This is my first question ;-)
I try to use AVX in CUDA application (ccminer) but nvcc shows an error:
/usr/local/cuda/bin/nvcc -Xcompiler "-Wall -mavx" -O3 -I . -Xptxas "-abi=no -v" -gencode=arch=compute_50,code=\"sm_50,compute_50\" --maxrregcount=80 --ptxas-options=-v -I./compat/jansson -o x11/x11.o -c x11/x11.cu
/usr/lib/gcc/x86_64-linux-gnu/4.8/include/avxintrin.h(118): error: identifier "__builtin_ia32_addpd256" is undefined
[...]
This is just the first error. There are many 'undefined' builtin functions :-(
Everything is ok for 'C/C++' programs - with .c or .cpp extensions. But .cu - error :-( What do I do wrong ? I can compile ccminer but I cannot add AVX intrinsics to .cu files - only .c files. I use Intel intrinsics not gcc.
Any help greatly appreciated. Thanks in advance.
Linux Mint (ubuntu 13) 64bit, gcc 4.8.1, cuda 6.5.
I do not expect AVX to work on GPU. In .cu file there is small portion CPU based code which I want to vectorize.
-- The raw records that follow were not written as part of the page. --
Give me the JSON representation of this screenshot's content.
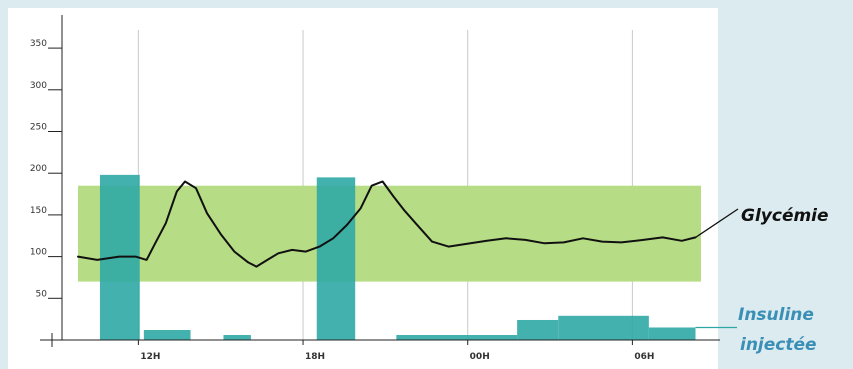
{
  "colors": {
    "outer_background": "#dcebef",
    "plot_background": "#ffffff",
    "target_band": "#b6dc85",
    "insulin": "#2fa8a5",
    "glucose_line": "#111111",
    "insulin_label": "#3a8fb7"
  },
  "chart_data": {
    "type": "line",
    "title": "",
    "xlabel": "",
    "ylabel": "",
    "ylim": [
      0,
      370
    ],
    "y_ticks": [
      "350",
      "300",
      "250",
      "200",
      "150",
      "100",
      "50"
    ],
    "y_tick_values": [
      350,
      300,
      250,
      200,
      150,
      100,
      50
    ],
    "x_ticks": [
      "12H",
      "18H",
      "00H",
      "06H"
    ],
    "x_tick_hours": [
      12,
      18,
      24,
      30
    ],
    "x_range_hours": [
      9.8,
      32.5
    ],
    "grid": "vertical",
    "target_band": {
      "low": 70,
      "high": 185
    },
    "series": [
      {
        "name": "Glycémie",
        "kind": "line",
        "x_hours": [
          9.8,
          10.5,
          11.3,
          11.9,
          12.3,
          12.6,
          13.0,
          13.4,
          13.7,
          14.1,
          14.5,
          15.0,
          15.5,
          16.0,
          16.3,
          16.7,
          17.1,
          17.6,
          18.1,
          18.6,
          19.1,
          19.6,
          20.1,
          20.5,
          20.9,
          21.3,
          21.7,
          22.1,
          22.7,
          23.3,
          24.1,
          24.7,
          25.4,
          26.1,
          26.8,
          27.5,
          28.2,
          28.9,
          29.6,
          30.4,
          31.1,
          31.8,
          32.3
        ],
        "y": [
          100,
          96,
          100,
          100,
          96,
          115,
          140,
          178,
          190,
          182,
          152,
          127,
          106,
          93,
          88,
          96,
          104,
          108,
          106,
          112,
          122,
          138,
          158,
          185,
          190,
          172,
          155,
          140,
          118,
          112,
          116,
          119,
          122,
          120,
          116,
          117,
          122,
          118,
          117,
          120,
          123,
          119,
          123
        ]
      },
      {
        "name": "Insuline injectée",
        "kind": "bars",
        "blocks": [
          {
            "start": 10.6,
            "end": 12.05,
            "value": 198
          },
          {
            "start": 12.2,
            "end": 13.9,
            "value": 12
          },
          {
            "start": 15.1,
            "end": 16.1,
            "value": 6
          },
          {
            "start": 18.5,
            "end": 19.9,
            "value": 195
          },
          {
            "start": 21.4,
            "end": 25.8,
            "value": 6
          },
          {
            "start": 25.8,
            "end": 27.3,
            "value": 24
          },
          {
            "start": 27.3,
            "end": 30.6,
            "value": 29
          },
          {
            "start": 30.6,
            "end": 32.3,
            "value": 15
          }
        ]
      }
    ]
  },
  "labels": {
    "glycemie": "Glycémie",
    "insuline_line1": "Insuline",
    "insuline_line2": "injectée"
  }
}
Here is example to reproduce the error. I took the simplest example from: http://computer-graphics.se/hello-world-for-cuda.html
Added line at the beginning:
#include <immintrin.h>
and tried to compile with the command:
nvcc cudahello.cu -Xcompiler -mavx
got an error:
/usr/lib/gcc/x86_64-linux-gnu/4.8/include/avxintrin.h(118): error: identifier "__builtin_ia32_addpd256" is undefined
The same code without #include <immintrin.h>
compiles without problems.
Here is whole code:
#include <stdio.h>
#if defined(__AVX__)
#include <immintrin.h>
#endif
const int N = 16;
const int blocksize = 16;
__global__
void hello(char *a, int *b)
{
a[threadIdx.x] += b[threadIdx.x];
}
int main()
{
char a[N] = "Hello \0\0\0\0\0\0";
int b[N] = {15, 10, 6, 0, -11, 1, 0, 0, 0, 0, 0, 0, 0, 0, 0, 0};
char *ad;
int *bd;
const int csize = N*sizeof(char);
const int isize = N*sizeof(int);
printf("%s", a);
cudaMalloc( (void**)&ad, csize );
cudaMalloc( (void**)&bd, isize );
cudaMemcpy( ad, a, csize, cudaMemcpyHostToDevice );
cudaMemcpy( bd, b, isize, cudaMemcpyHostToDevice );
dim3 dimBlock( blocksize, 1 );
dim3 dimGrid( 1, 1 );
hello<<<dimGrid, dimBlock>>>(ad, bd);
cudaMemcpy( a, ad, csize, cudaMemcpyDeviceToHost );
cudaFree( ad );
cudaFree( bd );
printf("%s\n", a);
return EXIT_SUCCESS;
}
Compile with
nvcc cudahello.cu -Xcompiler -mavx
to get the error or with
nvcc cudahello.cu
to compile clean.
I think I have an answer. Functions like:
_builtin_ia32_addpd256
are built into gcc and nvcc does not know about them. Since they are declared in immintrin.h
nvcc returns errors while compiling .cu file with immintrin.h included. So we cannot mix cuda features with builtin gcc functions in one file.